Pos seguimos con el ansia, el ansia loca, de que abran ya los puentes internacionales, ¿a poco tú no brody?
Los que no se aguantaron nada nadita fueron unos amigos regios, que con la excusa de ponerse la vacuna anti Covid pos se jueron en vuelo a McAllen, para visitar un Walgreens, previa cita on line, pa’ ponerse la Johnson & Johnson o la Pfizer.
Desde luego que tuvieron que pagar un chorro para hacerse las pruebas negativas, antes de salir desde el aeropuerto en la prestigiosa línea de Aeromar o alguna avioneta privada.
Claro que lo hicieron con el vuelo de ida, de pasada fueron al mall, o al Walmart pa’ ir de shopping. La raza se ahorró algunos dolaritos regresándose por bus, pero bueno nosotros nos aguantamos, porque nos dejan pasar con esa visa chafa.
Porque pa’ qué sirve, si no nos dejan mirujear, no vaya a ser que los contagiemos con las gotículas a los de la migra de la Border Patrol, al ir estornudando cuando cruzamos las casetas.
¿Entonces pa’ qué fregados sirve el certificado de vacunación? Que por cierto en ningún lado nos dijeron cómo sacarlo en la página de coronavirus de México.

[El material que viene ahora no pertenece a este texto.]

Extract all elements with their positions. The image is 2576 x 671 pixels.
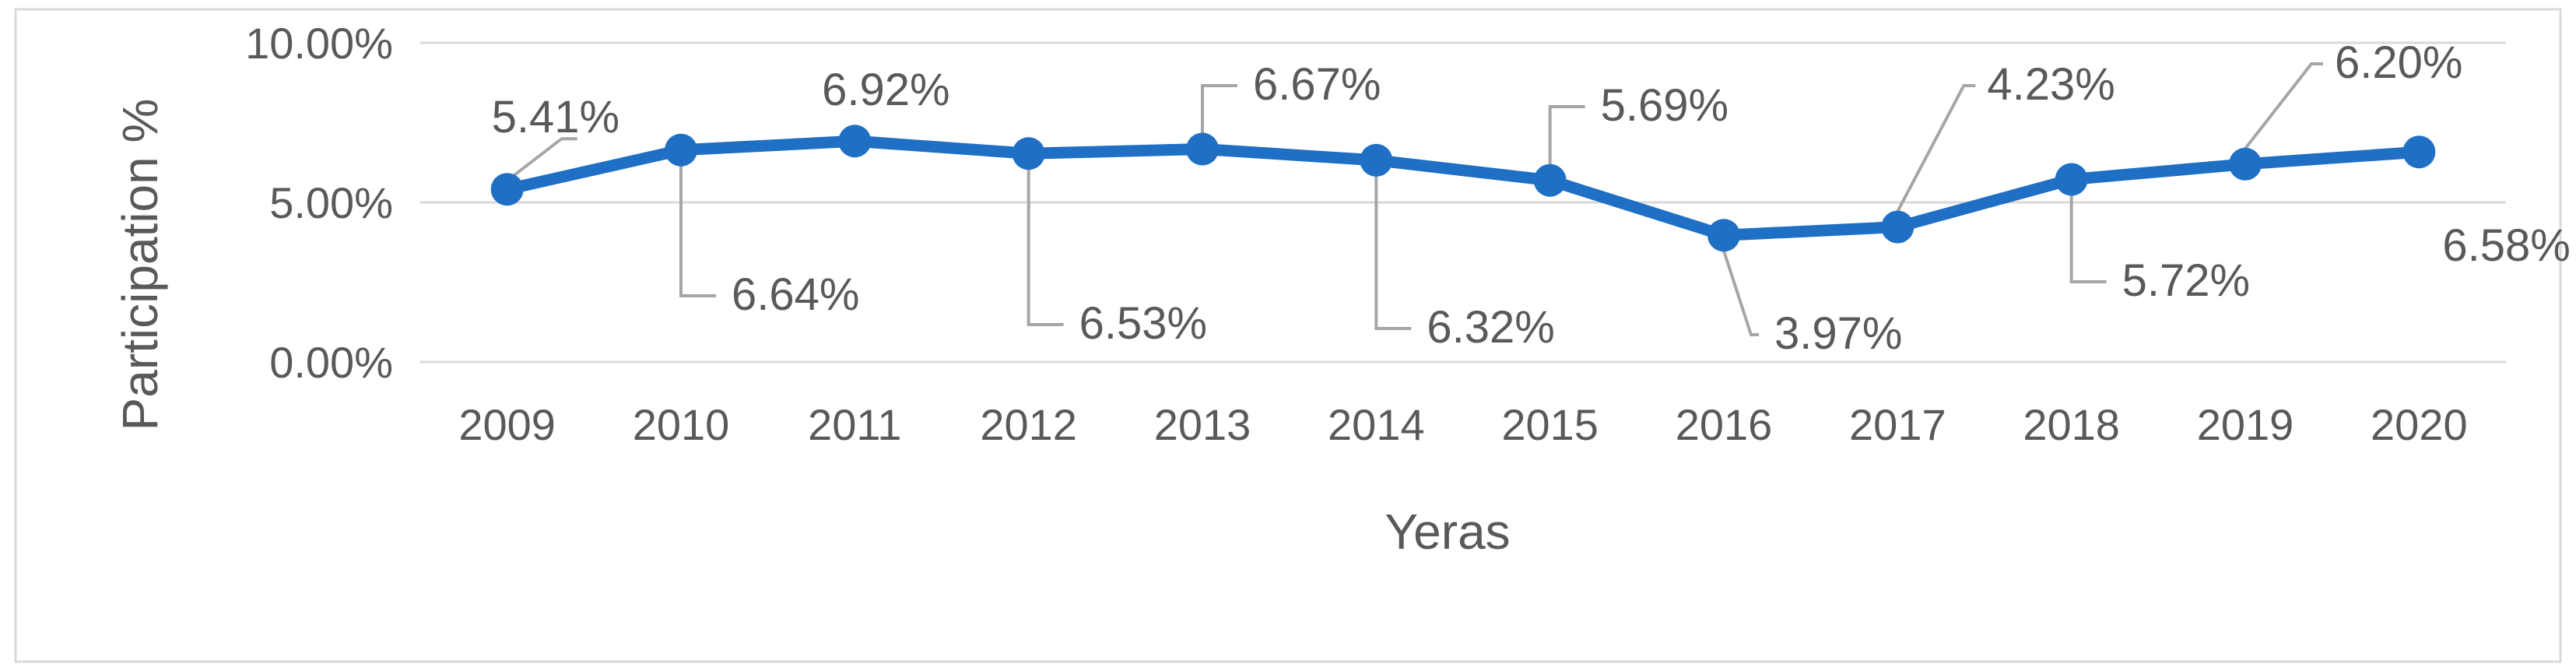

Yo con estos ojos que les miran prispiretos ví que daban una tarjetilla y que escribían con pluma azul o ponían sellitos donde validaban su aprobación.

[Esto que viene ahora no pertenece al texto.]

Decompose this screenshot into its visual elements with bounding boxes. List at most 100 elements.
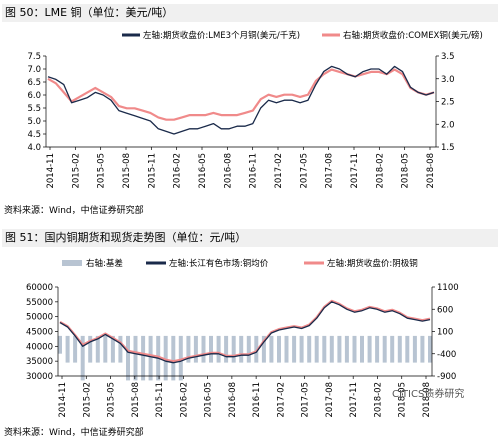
- figure-51-axes: 60000 55000 50000 45000 40000 35000 30000 1100 6…: [26, 283, 459, 418]
- basis-bar: [163, 335, 168, 381]
- left-tick-label: 6.5: [27, 78, 41, 88]
- x-tick-label: 2017-08: [325, 382, 335, 418]
- x-tick-label: 2015-02: [71, 153, 81, 189]
- basis-bar: [201, 335, 206, 363]
- basis-bar: [360, 335, 364, 363]
- basis-bar: [299, 335, 304, 363]
- figure-51: 图 51：国内铜期货和现货走势图（单位：元/吨） 右轴:基差 左轴:长江有色市场…: [0, 225, 500, 445]
- basis-bar: [103, 335, 108, 363]
- left-tick-label: 4.5: [27, 130, 41, 140]
- basis-bar: [246, 335, 251, 363]
- basis-bar: [307, 335, 312, 363]
- basis-bar: [367, 335, 372, 363]
- x-tick-label: 2017-02: [274, 153, 284, 189]
- x-tick-label: 2016-11: [252, 382, 262, 418]
- x-tick-label: 2018-02: [375, 153, 385, 189]
- figure-50-legend: 左轴:期货收盘价:LME3个月铜(美元/千克) 右轴:期货收盘价:COMEX铜(…: [122, 30, 483, 41]
- legend-swatch-basis: [62, 260, 82, 266]
- left-tick-label: 5.5: [27, 104, 41, 114]
- basis-bar: [352, 335, 357, 363]
- basis-bar: [141, 335, 146, 381]
- basis-bar: [171, 335, 176, 381]
- x-tick-label: 2017-02: [276, 382, 286, 418]
- figure-51-lines: [59, 299, 431, 364]
- basis-bar: [73, 335, 78, 363]
- right-tick-label: -900: [437, 372, 456, 382]
- left-tick-label: 45000: [26, 328, 53, 338]
- figure-51-source: 资料来源：Wind，中信证券研究部: [4, 428, 144, 438]
- figure-51-title-bar: 图 51：国内铜期货和现货走势图（单位：元/吨）: [2, 229, 498, 247]
- left-tick-label: 6.0: [27, 91, 41, 101]
- basis-bar: [329, 335, 334, 363]
- right-tick-label: 100: [437, 328, 453, 338]
- x-tick-label: 2018-05: [398, 382, 408, 418]
- basis-bar: [88, 335, 93, 363]
- legend-label-lme: 左轴:期货收盘价:LME3个月铜(美元/千克): [143, 30, 300, 41]
- basis-bar: [428, 335, 432, 363]
- x-tick-label: 2015-02: [82, 382, 92, 418]
- x-tick-label: 2015-11: [155, 382, 165, 418]
- left-tick-label: 4.0: [27, 143, 41, 153]
- x-tick-label: 2018-05: [401, 153, 411, 189]
- x-tick-label: 2017-11: [349, 382, 359, 418]
- basis-bar: [397, 335, 402, 363]
- basis-bar: [209, 335, 213, 363]
- figure-50-axes: 7.5 7.0 6.5 6.0 5.5 5.0 4.5 4.0 3.5 3.0 2.5 2.0 1.5 2…: [27, 52, 454, 189]
- x-tick-label: 2016-02: [173, 153, 183, 189]
- figure-50-source: 资料来源：Wind，中信证券研究部: [4, 206, 144, 216]
- basis-bar: [126, 335, 130, 381]
- basis-bar: [337, 335, 342, 363]
- left-tick-label: 7.0: [27, 65, 41, 75]
- basis-bar: [254, 335, 259, 363]
- x-tick-label: 2017-05: [301, 382, 311, 418]
- basis-bar: [322, 335, 327, 363]
- left-tick-label: 55000: [26, 298, 53, 308]
- x-tick-label: 2017-08: [325, 153, 335, 189]
- basis-bar: [148, 335, 153, 381]
- right-tick-label: 600: [437, 305, 453, 315]
- basis-bar: [65, 335, 70, 363]
- figure-50-title-bar: 图 50：LME 铜（单位：美元/吨）: [2, 4, 498, 22]
- basis-bar: [239, 335, 244, 363]
- x-tick-label: 2018-08: [426, 153, 436, 189]
- basis-bar: [382, 335, 387, 363]
- legend-label-futures: 左轴:期货收盘价:阴极铜: [327, 258, 418, 269]
- right-tick-label: 1100: [437, 283, 459, 293]
- x-tick-label: 2017-11: [350, 153, 360, 189]
- left-tick-label: 60000: [26, 283, 53, 293]
- x-tick-label: 2015-08: [122, 153, 132, 189]
- basis-bar: [344, 335, 349, 363]
- right-tick-label: 2.0: [441, 120, 455, 130]
- basis-bar: [314, 335, 319, 363]
- figure-51-title: 图 51：国内铜期货和现货走势图（单位：元/吨）: [5, 231, 247, 244]
- figure-51-watermark: CITICS债券研究: [392, 389, 465, 400]
- x-tick-label: 2015-08: [131, 382, 141, 418]
- left-tick-label: 35000: [26, 357, 53, 367]
- basis-bar: [133, 335, 138, 381]
- legend-label-spot: 左轴:长江有色市场:铜均价: [169, 258, 269, 269]
- basis-bar: [231, 335, 236, 363]
- basis-bar: [178, 335, 183, 381]
- left-tick-label: 40000: [26, 342, 53, 352]
- right-tick-label: 2.5: [441, 98, 455, 108]
- x-tick-label: 2016-05: [198, 153, 208, 189]
- basis-bar: [58, 335, 62, 354]
- figure-50-chart: 左轴:期货收盘价:LME3个月铜(美元/千克) 右轴:期货收盘价:COMEX铜(…: [27, 30, 483, 189]
- series-line-futures: [59, 299, 431, 363]
- right-tick-label: 3.0: [441, 75, 455, 85]
- basis-bar: [216, 335, 221, 363]
- x-tick-label: 2014-11: [46, 153, 56, 189]
- basis-bar: [284, 335, 289, 363]
- figure-50: 图 50：LME 铜（单位：美元/吨） 左轴:期货收盘价:LME3个月铜(美元/…: [0, 0, 500, 216]
- basis-bar: [95, 335, 100, 363]
- basis-bar: [420, 335, 425, 363]
- x-tick-label: 2016-08: [223, 153, 233, 189]
- left-tick-label: 50000: [26, 313, 53, 323]
- x-tick-label: 2014-11: [58, 382, 68, 418]
- legend-label-comex: 右轴:期货收盘价:COMEX铜(美元/磅): [343, 30, 483, 41]
- figure-51-chart: 右轴:基差 左轴:长江有色市场:铜均价 左轴:期货收盘价:阴极铜 60000 55…: [26, 258, 459, 418]
- basis-bar: [118, 335, 123, 363]
- basis-bar: [375, 335, 380, 363]
- figure-50-title: 图 50：LME 铜（单位：美元/吨）: [5, 6, 174, 19]
- right-tick-label: 1.5: [441, 143, 455, 153]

Claro que cuando acompañé a la Rosa María a ponerse una, hubo quienes llenaron su propio comprobante, como si supieran los códigos de la Secretaría de Salud.
A mi vieja le pusieron la SinoVac y naiden nos dijo que ésta no es válida en el país de Joe Biden.
Adiós a las idas a Lubys a probar el pesacadito empanizado con salsa tártara, o de perdida a las Whataburgers con tocino y las onions rings.
Después de tanto tiempo de espera, estarán de acuerdo que hemos ahorrado miles de dólares en comprar puras cosas esenciales, que por cierto haciendo una limpieza de clóset me encontré algunas:
El sweater de tortuga que estaba pasado de moda, pero que me costó 5 dólares en una venta “once of a lifetime”; la vajilla celeste de patos muy contry, que no va para tu casa minimalista; el juego de películas VHS de Disney, solo porque son de Disney.
Y así miles de cosas inútiles que estorban y no sabes donde poner.
Porque no me digas brody que no tienes un cuarto de triques donde vas acumulando cajas y cajas con cosas que no quieres tirar “porque valen mucho dineroooo”.
Somos acumuladores compulsivos y todo lo que nos regalan, siempre cabe en un cajón o rincón de la casa, a sabiendas que nunca las vamos a usar.
Así con la pandemia nos llenamos de caretas faciales de plástico, cubrebocas desechables que no tiramos nunca, tapetes sanitizantes que no se usan ni el Oxxo, y varios litros de desinfectantes y geles antibacteriales, que aquí en México te dan un poco en todos los negocios que están en semáforo naranja.
Mis queridos cuatro lectores, les pido paciencia pa’ que abran los puentes internacionales, pero no hagan tanto guato, si ya ahorraron mucho en este tiempo, aunque sabemos que miles de personas perdieron sus trabajos, así que sus tarjetas bancarias se lo agradecerán.
Y ya apáquensen, y mejor coman una Maruchan.